In another case, a Python 2 script was used as an initial infection method. Since Python 2 has no ARM64 version on macOS, it executed under Rosetta 2, ensuring that the x86-64 version of the attacker’s malware ran unchallenged.

The Rosetta 2 cache, located in /var/db/oah//, stores translated versions of x86-64 binaries. While Apple’s System Integrity Protection (SIP) prevents users from directly modifying these files, attackers don’t need to alter them—they simply leverage Rosetta 2’s weaker security policies to execute x86-64 malware without resistance.

Furthermore, if SIP is disabled, attackers could exploit AOT file poisoning, modifying Rosetta 2’s cached binaries to include malicious payloads.
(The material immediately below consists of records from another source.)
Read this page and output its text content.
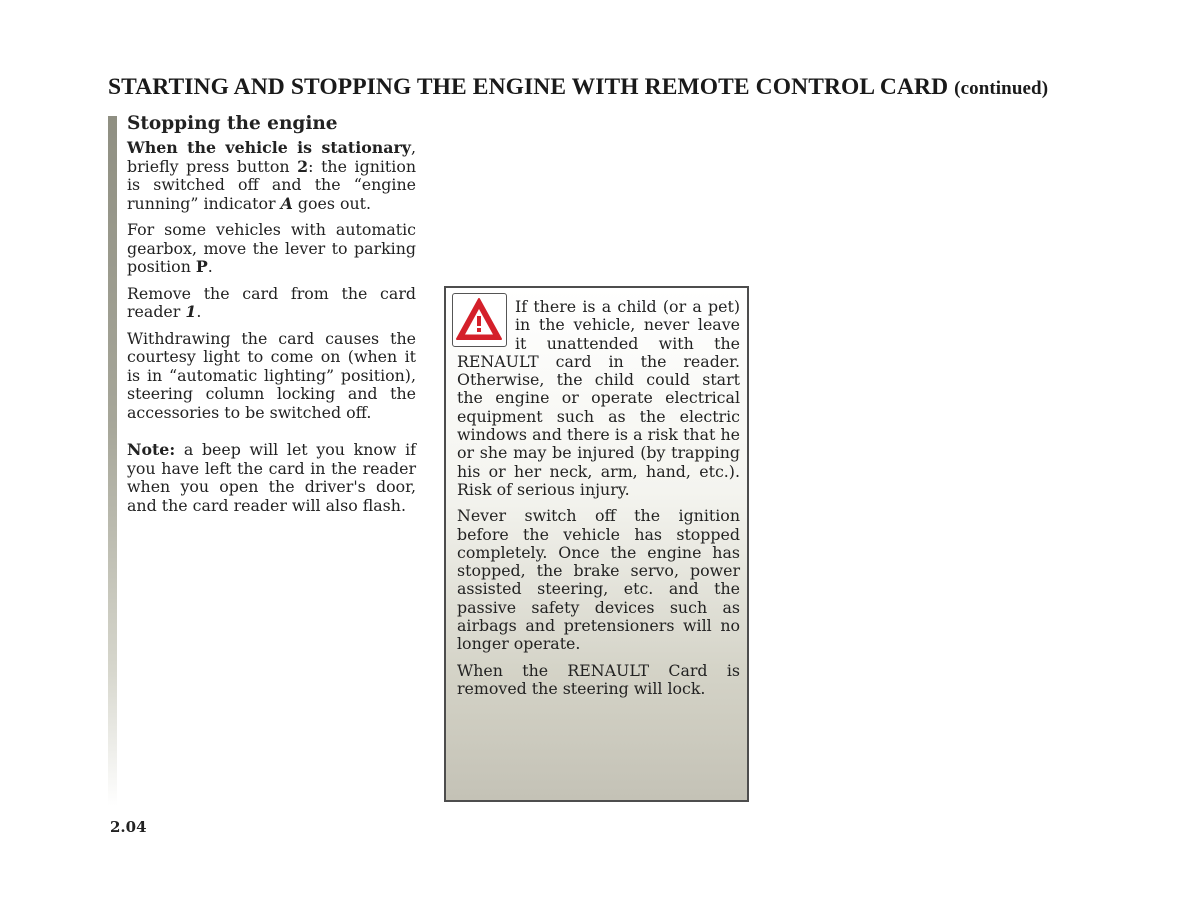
STARTING AND STOPPING THE ENGINE WITH REMOTE CONTROL CARD (continued)
Stopping the engine

When the vehicle is stationary, briefly press button 2: the ignition is switched off and the “engine running” indicator A goes out.

For some vehicles with automatic gearbox, move the lever to parking position P.

Remove the card from the card reader 1.

Withdrawing the card causes the courtesy light to come on (when it is in “automatic lighting” position), steering column locking and the accessories to be switched off.

Note: a beep will let you know if you have left the card in the reader when you open the driver's door, and the card reader will also flash.

If there is a child (or a pet) in the vehicle, never leave it unattended with the RENAULT card in the reader. Otherwise, the child could start the engine or operate electrical equipment such as the electric windows and there is a risk that he or she may be injured (by trapping his or her neck, arm, hand, etc.). Risk of serious injury.

Never switch off the ignition before the vehicle has stopped completely. Once the engine has stopped, the brake servo, power assisted steering, etc. and the passive safety devices such as airbags and pretensioners will no longer operate.

When the RENAULT Card is removed the steering will lock.

2.04
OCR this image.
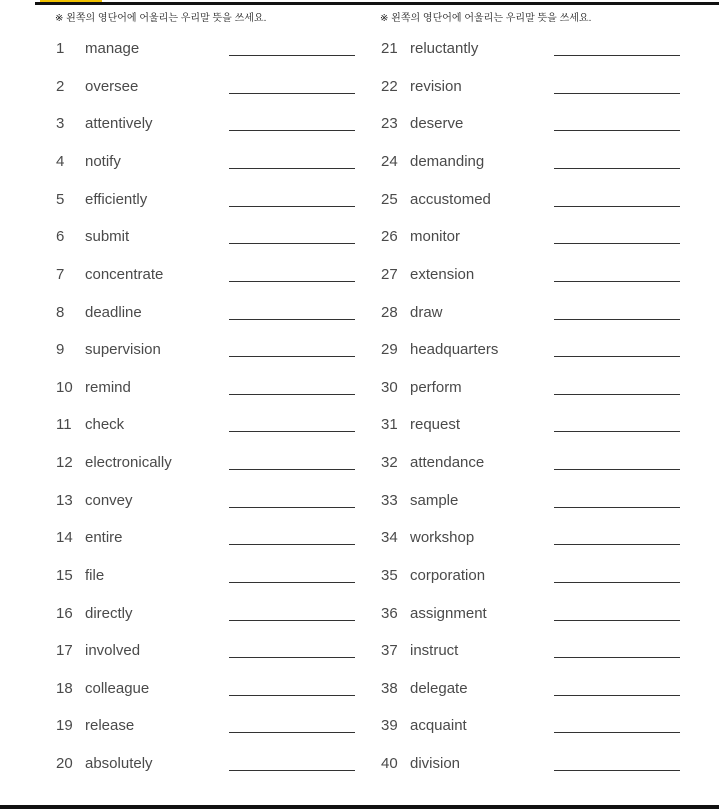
※ 왼쪽의 영단어에 어울리는 우리말 뜻을 쓰세요.	※ 왼쪽의 영단어에 어울리는 우리말 뜻을 쓰세요.
1 manage
2 oversee
3 attentively
4 notify
5 efficiently
6 submit
7 concentrate
8 deadline
9 supervision
10 remind
11 check
12 electronically
13 convey
14 entire
15 file
16 directly
17 involved
18 colleague
19 release
20 absolutely
21 reluctantly
22 revision
23 deserve
24 demanding
25 accustomed
26 monitor
27 extension
28 draw
29 headquarters
30 perform
31 request
32 attendance
33 sample
34 workshop
35 corporation
36 assignment
37 instruct
38 delegate
39 acquaint
40 division
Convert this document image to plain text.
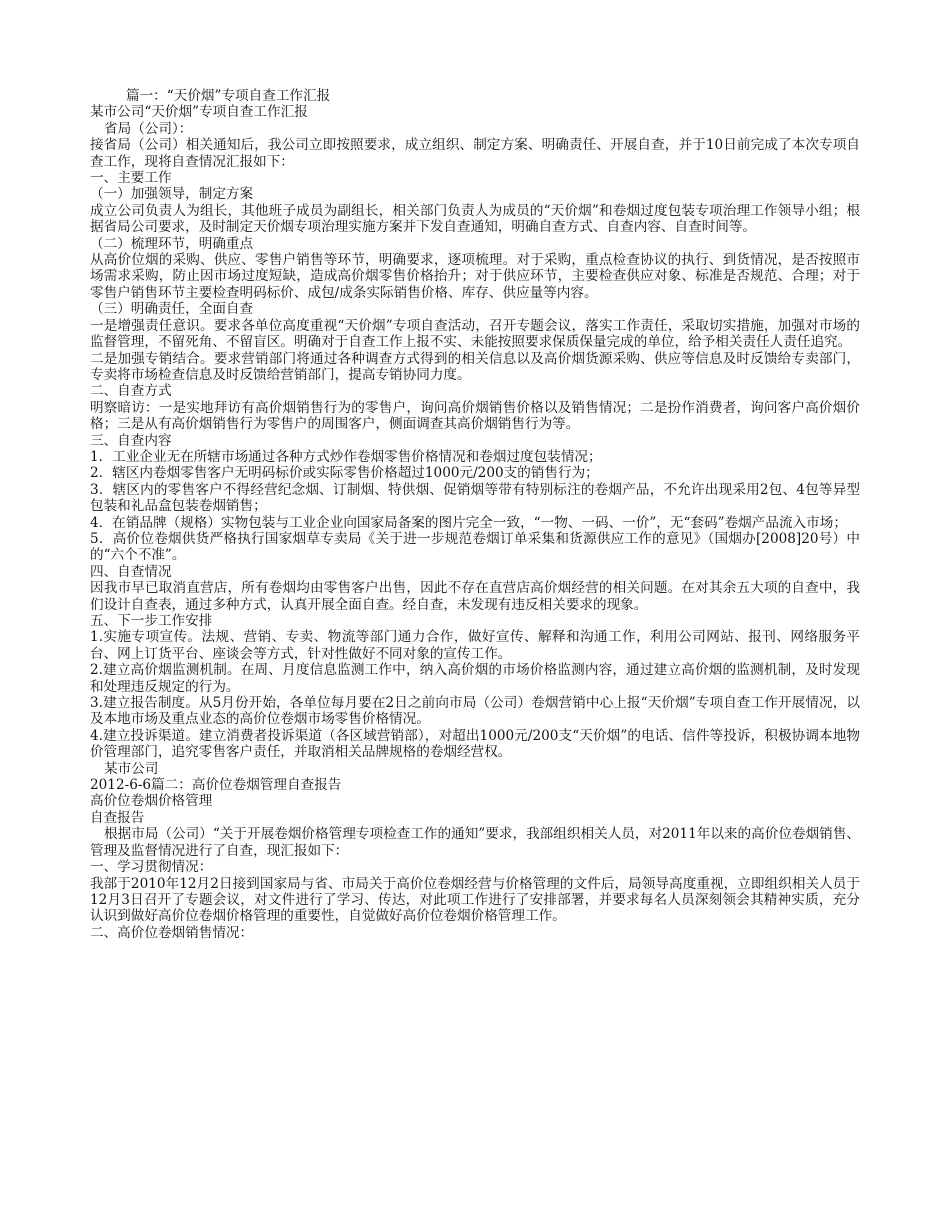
篇一：“天价烟”专项自查工作汇报

某市公司“天价烟”专项自查工作汇报

省局（公司）：

接省局（公司）相关通知后，我公司立即按照要求，成立组织、制定方案、明确责任、开展自查，并于10日前完成了本次专项自查工作，现将自查情况汇报如下：

一、主要工作

（一）加强领导，制定方案

成立公司负责人为组长，其他班子成员为副组长，相关部门负责人为成员的“天价烟”和卷烟过度包装专项治理工作领导小组；根据省局公司要求，及时制定天价烟专项治理实施方案并下发自查通知，明确自查方式、自查内容、自查时间等。

（二）梳理环节，明确重点

从高价位烟的采购、供应、零售户销售等环节，明确要求，逐项梳理。对于采购，重点检查协议的执行、到货情况，是否按照市场需求采购，防止因市场过度短缺，造成高价烟零售价格抬升；对于供应环节，主要检查供应对象、标准是否规范、合理；对于零售户销售环节主要检查明码标价、成包/成条实际销售价格、库存、供应量等内容。

（三）明确责任，全面自查

一是增强责任意识。要求各单位高度重视“天价烟”专项自查活动，召开专题会议，落实工作责任，采取切实措施，加强对市场的监督管理，不留死角、不留盲区。明确对于自查工作上报不实、未能按照要求保质保量完成的单位，给予相关责任人责任追究。

二是加强专销结合。要求营销部门将通过各种调查方式得到的相关信息以及高价烟货源采购、供应等信息及时反馈给专卖部门，专卖将市场检查信息及时反馈给营销部门，提高专销协同力度。

二、自查方式

明察暗访：一是实地拜访有高价烟销售行为的零售户，询问高价烟销售价格以及销售情况；二是扮作消费者，询问客户高价烟价格；三是从有高价烟销售行为零售户的周围客户，侧面调查其高价烟销售行为等。

三、自查内容

1．工业企业无在所辖市场通过各种方式炒作卷烟零售价格情况和卷烟过度包装情况；

2．辖区内卷烟零售客户无明码标价或实际零售价格超过1000元/200支的销售行为；

3．辖区内的零售客户不得经营纪念烟、订制烟、特供烟、促销烟等带有特别标注的卷烟产品，不允许出现采用2包、4包等异型包装和礼品盒包装卷烟销售；

4．在销品牌（规格）实物包装与工业企业向国家局备案的图片完全一致，“一物、一码、一价”，无“套码”卷烟产品流入市场；

5．高价位卷烟供货严格执行国家烟草专卖局《关于进一步规范卷烟订单采集和货源供应工作的意见》（国烟办[2008]20号）中的“六个不准”。

四、自查情况

因我市早已取消直营店，所有卷烟均由零售客户出售，因此不存在直营店高价烟经营的相关问题。在对其余五大项的自查中，我们设计自查表，通过多种方式，认真开展全面自查。经自查，未发现有违反相关要求的现象。

五、下一步工作安排

1.实施专项宣传。法规、营销、专卖、物流等部门通力合作，做好宣传、解释和沟通工作，利用公司网站、报刊、网络服务平台、网上订货平台、座谈会等方式，针对性做好不同对象的宣传工作。

2.建立高价烟监测机制。在周、月度信息监测工作中，纳入高价烟的市场价格监测内容，通过建立高价烟的监测机制，及时发现和处理违反规定的行为。

3.建立报告制度。从5月份开始，各单位每月要在2日之前向市局（公司）卷烟营销中心上报“天价烟”专项自查工作开展情况，以及本地市场及重点业态的高价位卷烟市场零售价格情况。

4.建立投诉渠道。建立消费者投诉渠道（各区域营销部），对超出1000元/200支“天价烟”的电话、信件等投诉，积极协调本地物价管理部门，追究零售客户责任，并取消相关品牌规格的卷烟经营权。

某市公司

2012-6-6篇二：高价位卷烟管理自查报告

高价位卷烟价格管理

自查报告

根据市局（公司）“关于开展卷烟价格管理专项检查工作的通知”要求，我部组织相关人员，对2011年以来的高价位卷烟销售、管理及监督情况进行了自查，现汇报如下：

一、学习贯彻情况：

我部于2010年12月2日接到国家局与省、市局关于高价位卷烟经营与价格管理的文件后，局领导高度重视，立即组织相关人员于12月3日召开了专题会议，对文件进行了学习、传达，对此项工作进行了安排部署，并要求每名人员深刻领会其精神实质，充分认识到做好高价位卷烟价格管理的重要性，自觉做好高价位卷烟价格管理工作。

二、高价位卷烟销售情况：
Although Mandiant has not observed this technique in the wild, it remains a potential risk.

Security recommendations

To mitigate the risks posed by Rosetta 2 exploitation, macOS users and security teams should:

• Restrict execution of x86-64 binaries – Where possible, enforce policies that prioritize native ARM64 applications.
• Monitor for Rosetta 2 artifacts – Regularly review /var/db/oah/ for unusual cache files, as they may indicate past malware execution.
• Analyze Unified Logs and FSEvents – These macOS logging mechanisms can reveal historical evidence of x86-64 binary execution, even if attackers delete their malware.
• Ensure System Integrity Protection (SIP) remains enabled – Disabling SIP exposes the system to AOT file poisoning attacks.
• Use security solutions that detect x86-64 malware – Many macOS security tools focus on ARM64 threats, leaving Intel-based malware undetected.